Enlarge /. A new study shows that Mantis shrimps don't hit quite as hard when they're not in the water.
The Mantis shrimp is known in the animal kingdom for its fast, powerful hammer blow, which is in no way inferior to the force of a .22 caliber bullet. One could conclude that these strikes in the air would be even faster and more powerful given the lower density and the lower air resistance of the medium. However, according to a recent article in the Journal of Experimental Biology, this is not the case. Rather, scientists found that the animal strikes the air at half the speed, suggesting that the Mantis shrimp can control its striking behavior precisely depending on the surrounding medium.

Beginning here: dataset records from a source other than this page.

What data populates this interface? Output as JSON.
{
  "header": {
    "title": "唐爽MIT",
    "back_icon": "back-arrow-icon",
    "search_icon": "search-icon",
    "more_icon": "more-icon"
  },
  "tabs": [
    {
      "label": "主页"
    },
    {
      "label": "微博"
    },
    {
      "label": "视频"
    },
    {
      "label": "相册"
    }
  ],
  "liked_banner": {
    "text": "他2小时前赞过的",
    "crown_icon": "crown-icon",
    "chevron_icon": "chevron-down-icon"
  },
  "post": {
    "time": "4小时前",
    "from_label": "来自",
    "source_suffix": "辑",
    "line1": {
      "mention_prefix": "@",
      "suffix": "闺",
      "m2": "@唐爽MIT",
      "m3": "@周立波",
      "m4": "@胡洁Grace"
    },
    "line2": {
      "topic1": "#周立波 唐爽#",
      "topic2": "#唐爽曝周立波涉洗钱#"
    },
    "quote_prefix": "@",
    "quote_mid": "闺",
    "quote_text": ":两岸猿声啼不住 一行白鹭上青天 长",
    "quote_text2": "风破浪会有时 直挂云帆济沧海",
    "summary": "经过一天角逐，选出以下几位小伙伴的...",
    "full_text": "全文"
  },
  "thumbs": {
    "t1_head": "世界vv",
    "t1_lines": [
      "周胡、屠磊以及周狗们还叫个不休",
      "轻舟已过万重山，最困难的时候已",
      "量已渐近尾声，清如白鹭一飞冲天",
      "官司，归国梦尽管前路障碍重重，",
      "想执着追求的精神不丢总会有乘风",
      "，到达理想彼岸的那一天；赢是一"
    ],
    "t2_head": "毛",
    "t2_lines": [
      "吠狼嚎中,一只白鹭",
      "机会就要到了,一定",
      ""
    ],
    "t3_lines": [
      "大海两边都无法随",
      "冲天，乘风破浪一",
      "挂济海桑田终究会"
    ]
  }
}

Mantis shrimp come in many different types: around 450 species are known. But they can generally be divided into two types: those who stab their prey with spear-like attachments ("spears"), and those who smash their prey ("smashers") with large, rounded and hammer-like claws ("raptorial attachments") "). These blows are so fast – up to 23 meters per second or 51 miles an hour – and powerful that they often create cavitation bubbles in the water and create a shock wave that can act as a follow-up strike, stunning and sometimes killing the prey. Sometimes A blow can even produce sonoluminescence, with the cavitation bubbles producing a brief flash of light when they collapse.
According to a study from 2018, the secret of this powerful blow does not seem to be in bulky muscles, but in the spring-loaded anatomical structure of the arms of the shrimp, which resembles a bow and arrow. The muscles of the shrimp pull on a saddle-shaped structure in the arm, causing them to bend and store potential energy that is released when the club-like claw swings.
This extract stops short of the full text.